For a good long while, the 1972 JBJS article titled “Anterior Acromioplasty for the Chronic Impingement Syndrome in the Shoulder” by Charles S. Neer II completely changed the treatment approach for patients with shoulder disability. Impingement of the rotator cuff beneath the coracoacromial arch was recognized at that time as the cause of chronic shoulder disability, and complete acromionectomy and lateral acromionectomy at various levels had been advocated for the condition. However, disappointment with the results, such as postoperative deltoid weakness, stimulated Neer to publish this study, based on his experiences with patients from 1965 to1970. The paper describes relevant anatomical findings and then discusses the indications, technique, and preliminary results of anterior acromioplasty.
Neer first dissected 100 cadaveric scapulae from donors who had been in their sixth decade or older at the time of death, and he noted spurs and excrescences on the undersurface along the anterior-inferior rim of the acromion in many shoulders that also had rotator cuff derangement. Without exception, the anterior lip and undersurface of the anterior third of the acromion were involved. He concluded that this part of the acromion rubbed against the supraspinatus when the arm was abducted and caused the rotator cuff to tear over time.
Neer later resected this part of the acromion in fifty shoulders in forty-six patients. When he reexamined twenty-nine of the shoulders between nine months and five years after surgery, he found symptomatic relief in a large percentage of patients. A recent PubMed search identified 471 publications about acromioplasty, the majority of which reference this paper and 50 of which specifically mention Neer by name. Neer’s basic surgical principles are still followed, although this surgery today is performed arthroscopically.

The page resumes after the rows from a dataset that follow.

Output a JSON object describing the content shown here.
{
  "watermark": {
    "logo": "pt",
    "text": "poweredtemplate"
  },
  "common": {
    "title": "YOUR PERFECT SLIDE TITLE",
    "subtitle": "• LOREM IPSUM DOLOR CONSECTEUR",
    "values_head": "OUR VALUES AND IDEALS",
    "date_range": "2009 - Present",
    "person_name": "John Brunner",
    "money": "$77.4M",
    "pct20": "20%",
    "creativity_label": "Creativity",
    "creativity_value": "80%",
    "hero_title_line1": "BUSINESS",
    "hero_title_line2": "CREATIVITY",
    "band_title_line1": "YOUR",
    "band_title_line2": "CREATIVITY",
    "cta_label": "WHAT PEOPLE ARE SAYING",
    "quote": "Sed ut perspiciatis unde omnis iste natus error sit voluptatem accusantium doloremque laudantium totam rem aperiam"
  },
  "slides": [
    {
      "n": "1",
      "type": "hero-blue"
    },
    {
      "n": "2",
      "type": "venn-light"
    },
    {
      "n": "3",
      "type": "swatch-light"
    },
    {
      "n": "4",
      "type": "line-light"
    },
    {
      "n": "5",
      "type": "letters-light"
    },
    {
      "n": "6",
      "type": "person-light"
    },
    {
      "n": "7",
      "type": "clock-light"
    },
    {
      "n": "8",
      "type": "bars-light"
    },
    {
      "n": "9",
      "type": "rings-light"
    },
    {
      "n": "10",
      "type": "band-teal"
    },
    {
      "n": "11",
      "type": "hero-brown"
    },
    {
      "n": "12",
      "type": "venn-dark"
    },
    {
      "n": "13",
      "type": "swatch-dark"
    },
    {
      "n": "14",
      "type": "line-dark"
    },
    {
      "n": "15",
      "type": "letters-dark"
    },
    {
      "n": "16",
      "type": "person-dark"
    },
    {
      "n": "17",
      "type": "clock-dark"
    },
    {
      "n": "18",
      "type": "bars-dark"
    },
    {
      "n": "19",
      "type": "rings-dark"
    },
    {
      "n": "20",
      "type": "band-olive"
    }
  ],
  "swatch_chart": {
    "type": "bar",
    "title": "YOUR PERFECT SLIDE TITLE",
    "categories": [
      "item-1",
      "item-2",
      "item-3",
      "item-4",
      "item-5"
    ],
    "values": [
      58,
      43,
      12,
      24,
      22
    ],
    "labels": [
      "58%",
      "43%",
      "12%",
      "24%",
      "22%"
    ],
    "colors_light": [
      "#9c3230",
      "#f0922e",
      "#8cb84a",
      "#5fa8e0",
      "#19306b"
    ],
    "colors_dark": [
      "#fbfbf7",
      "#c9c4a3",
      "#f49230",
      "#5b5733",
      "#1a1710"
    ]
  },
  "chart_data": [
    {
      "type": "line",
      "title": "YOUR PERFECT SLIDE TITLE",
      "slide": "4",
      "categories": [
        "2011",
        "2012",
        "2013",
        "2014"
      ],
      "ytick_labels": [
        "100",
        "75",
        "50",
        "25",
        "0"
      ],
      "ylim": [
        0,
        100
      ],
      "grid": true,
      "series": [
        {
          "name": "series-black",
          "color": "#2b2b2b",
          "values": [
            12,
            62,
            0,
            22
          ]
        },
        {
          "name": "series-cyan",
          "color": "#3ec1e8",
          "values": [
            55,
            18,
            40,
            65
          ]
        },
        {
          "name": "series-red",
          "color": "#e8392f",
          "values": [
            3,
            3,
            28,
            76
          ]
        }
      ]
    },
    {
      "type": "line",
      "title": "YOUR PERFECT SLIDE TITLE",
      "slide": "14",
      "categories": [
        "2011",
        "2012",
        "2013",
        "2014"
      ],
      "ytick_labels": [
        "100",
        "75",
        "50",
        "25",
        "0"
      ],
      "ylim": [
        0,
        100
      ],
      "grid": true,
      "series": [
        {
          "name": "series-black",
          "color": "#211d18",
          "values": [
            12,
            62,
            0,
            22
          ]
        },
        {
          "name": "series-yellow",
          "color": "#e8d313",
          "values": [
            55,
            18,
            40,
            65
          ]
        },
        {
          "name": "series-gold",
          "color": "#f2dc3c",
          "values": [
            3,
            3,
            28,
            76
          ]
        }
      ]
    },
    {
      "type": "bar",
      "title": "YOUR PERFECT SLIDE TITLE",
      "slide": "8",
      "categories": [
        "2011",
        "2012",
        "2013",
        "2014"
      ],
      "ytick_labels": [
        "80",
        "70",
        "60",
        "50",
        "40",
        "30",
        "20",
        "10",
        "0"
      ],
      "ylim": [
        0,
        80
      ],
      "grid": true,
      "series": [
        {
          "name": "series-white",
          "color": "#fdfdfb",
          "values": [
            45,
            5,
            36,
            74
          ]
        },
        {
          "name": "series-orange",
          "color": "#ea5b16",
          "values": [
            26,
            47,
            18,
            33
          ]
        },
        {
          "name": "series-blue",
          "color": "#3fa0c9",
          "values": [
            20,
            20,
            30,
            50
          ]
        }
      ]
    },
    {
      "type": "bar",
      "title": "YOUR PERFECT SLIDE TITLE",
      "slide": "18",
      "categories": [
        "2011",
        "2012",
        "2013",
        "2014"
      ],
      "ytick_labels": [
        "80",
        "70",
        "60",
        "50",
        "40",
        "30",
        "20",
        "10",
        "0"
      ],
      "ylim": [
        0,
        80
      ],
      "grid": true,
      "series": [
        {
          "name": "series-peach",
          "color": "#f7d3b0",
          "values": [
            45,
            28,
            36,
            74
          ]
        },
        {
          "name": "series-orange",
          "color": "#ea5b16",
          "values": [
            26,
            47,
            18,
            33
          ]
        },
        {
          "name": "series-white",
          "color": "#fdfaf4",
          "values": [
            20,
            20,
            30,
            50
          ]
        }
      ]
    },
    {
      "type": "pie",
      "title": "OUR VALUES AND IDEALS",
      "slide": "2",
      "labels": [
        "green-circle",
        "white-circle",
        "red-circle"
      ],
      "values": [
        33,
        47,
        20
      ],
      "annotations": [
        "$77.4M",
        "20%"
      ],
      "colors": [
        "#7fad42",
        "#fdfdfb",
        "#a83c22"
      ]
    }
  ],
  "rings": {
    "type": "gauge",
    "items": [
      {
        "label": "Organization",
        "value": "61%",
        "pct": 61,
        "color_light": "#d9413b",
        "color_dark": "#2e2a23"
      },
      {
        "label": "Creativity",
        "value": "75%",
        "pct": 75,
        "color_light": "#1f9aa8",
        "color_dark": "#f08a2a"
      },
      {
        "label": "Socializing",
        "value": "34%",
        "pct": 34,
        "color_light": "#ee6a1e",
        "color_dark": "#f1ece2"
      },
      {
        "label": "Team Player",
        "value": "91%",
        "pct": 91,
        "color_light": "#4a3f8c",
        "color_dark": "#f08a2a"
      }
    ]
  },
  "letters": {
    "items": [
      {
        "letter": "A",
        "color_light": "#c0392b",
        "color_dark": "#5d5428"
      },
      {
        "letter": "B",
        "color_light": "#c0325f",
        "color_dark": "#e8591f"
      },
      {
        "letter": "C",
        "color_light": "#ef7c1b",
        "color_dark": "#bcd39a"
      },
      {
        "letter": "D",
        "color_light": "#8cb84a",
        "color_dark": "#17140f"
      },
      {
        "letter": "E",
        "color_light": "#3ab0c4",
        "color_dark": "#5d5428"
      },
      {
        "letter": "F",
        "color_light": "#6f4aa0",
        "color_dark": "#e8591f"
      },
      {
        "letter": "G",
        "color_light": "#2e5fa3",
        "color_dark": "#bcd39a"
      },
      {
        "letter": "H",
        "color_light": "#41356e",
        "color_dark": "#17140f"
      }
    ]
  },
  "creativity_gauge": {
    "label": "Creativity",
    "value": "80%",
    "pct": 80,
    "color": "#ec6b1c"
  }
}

Neer reserved this surgical procedure for patients with long-term disability from chronic bursitis and partial tears of the supraspinatus tendon, or those with complete tears of the supraspinatus associated with tears of varying degree of the adjacent rotator cuff. He emphasized that patients with incomplete tears should not have surgery until the stiffness of the shoulder resolved, and the disability had to persist for at least nine months before surgery was performed. Many patients not included in his series were suspected of having impingement but responded well to conservative treatment.
Neer’s anatomical approach to the challenge of chronic shoulder pain provides readers with photographs of cadaveric shoulders combined with drawings illustrating the pathogenesis and the surgical procedure. Neer described the results well and in a subsequent discussion concluded that “it is a rare cuff tear that cannot be repaired through this simple approach.” The paper lacked a control group and a detailed description of the rehabilitation protocol, but these shortcomings have been remedied by more recent published research.
Neer’s hypothesis that impingement caused most rotator cuff tears does not appear to have withstood the test of time, however. Arthroscopy and magnetic resonance imaging arthrography have elucidated many other conditions that cause shoulder pain that were previously misdiagnosed as impingement. Consequently, the liberal use of acromioplasty to treat “impingement” is being replaced by a trend toward making an anatomic diagnosis, such as a partial or complete tear of the rotator cuff, and performing aggressive rehabilitation prior to corrective surgery.